[Fenton’s Quest by M. E. Braddon]@TWC D-Link book
Fenton’s Quest

CHAPTER VI
7/22

And after that?
Well, he would of course spend Christmas at Lidford; and he fancied how the holly and mistletoe, the church-decorations and carol-singing, and all the stereotyped genialities of the season,--things that had seemed trite and dreary to him since the days of his boyhood,--would have a new significance and beauty for him when he and Marian kept the sacred festival together.

And then how quickly would begin the new year, the year whose spring-tide would see them man and wife! Perhaps there is no period of this mortal life so truly happy as that in which all our thoughts are occupied in looking forward to some great joy to come.
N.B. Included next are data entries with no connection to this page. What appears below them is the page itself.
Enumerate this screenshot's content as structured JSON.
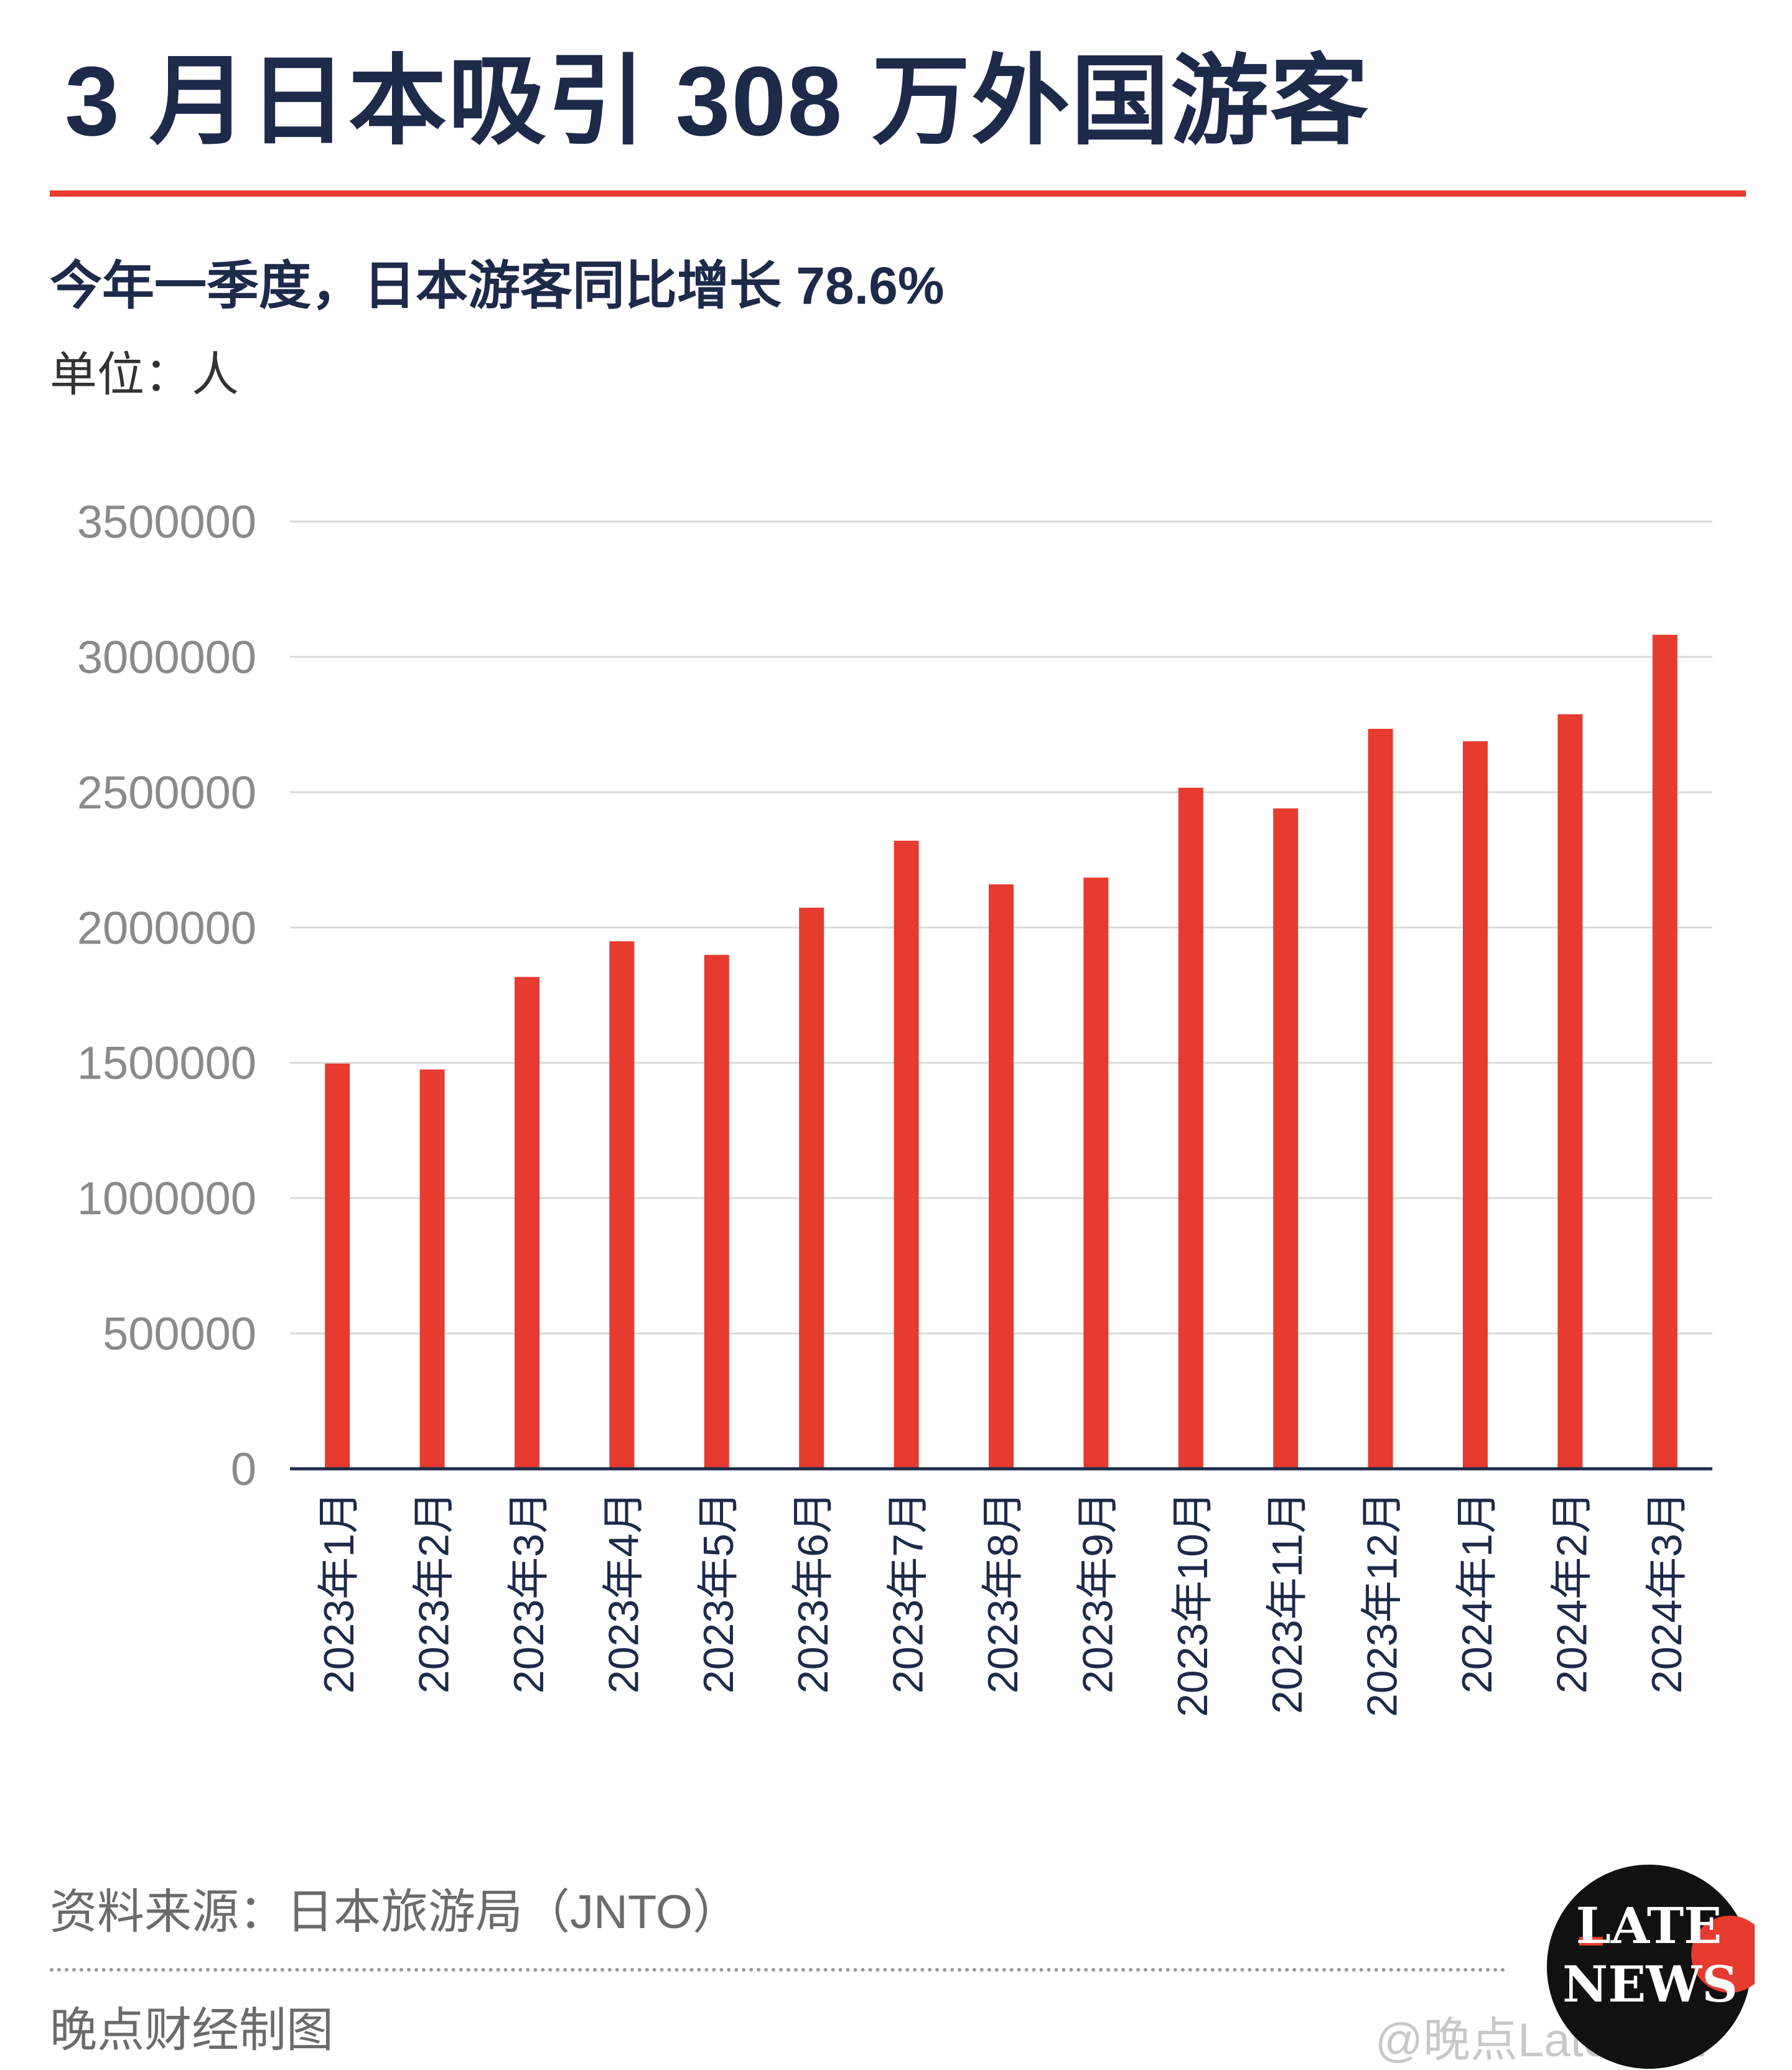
{
  "header": {
    "title": "3 月日本吸引 308 万外国游客",
    "subtitle": "今年一季度，日本游客同比增长 78.6%",
    "unit": "单位：人"
  },
  "colors": {
    "bar": "#e63b2e",
    "title": "#1e2a4a",
    "accent_rule": "#e63b2e",
    "grid": "#d9d9d9",
    "axis_text": "#8a8a8a"
  },
  "chart_data": {
    "type": "bar",
    "title": "3 月日本吸引 308 万外国游客",
    "subtitle": "今年一季度，日本游客同比增长 78.6%",
    "ylabel": "单位：人",
    "xlabel": "",
    "ylim": [
      0,
      3500000
    ],
    "yticks": [
      "0",
      "500000",
      "1000000",
      "1500000",
      "2000000",
      "2500000",
      "3000000",
      "3500000"
    ],
    "grid": true,
    "legend": "none",
    "categories": [
      "2023年1月",
      "2023年2月",
      "2023年3月",
      "2023年4月",
      "2023年5月",
      "2023年6月",
      "2023年7月",
      "2023年8月",
      "2023年9月",
      "2023年10月",
      "2023年11月",
      "2023年12月",
      "2024年1月",
      "2024年2月",
      "2024年3月"
    ],
    "values": [
      1497300,
      1475300,
      1817500,
      1949100,
      1898900,
      2073300,
      2320600,
      2159600,
      2184300,
      2516500,
      2440100,
      2734000,
      2688100,
      2788000,
      3081600
    ]
  },
  "footer": {
    "source": "资料来源：日本旅游局（JNTO）",
    "credit": "晚点财经制图",
    "weibo_handle": "@晚点LatePost"
  },
  "logo": {
    "icon": "late-news-logo",
    "line1": "LATE",
    "line2": "NEWS"
  },
  "watermark": "LATE NEWS"
}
Whether the joy, when it does come, is ever so unqualified a delight as it seemed in the distance, or whether it ever comes at all, are questions which we have all solved for ourselves somehow or other.

To Gilbert Fenton these day-dreams were bright and new, and he was troubled by no fear of their not being realized.
He went at his business with considerable ardour, and made a careful and detailed investigation of all affairs connected with their Melbourne trading, assisted throughout by Samuel Dwyer, the old clerk.

The result of his examination convinced him that his cousin had been playing him false; that the men with whom his pretended losses had been made were men of straw, and the transactions were shadows invented to cover his own embezzlements.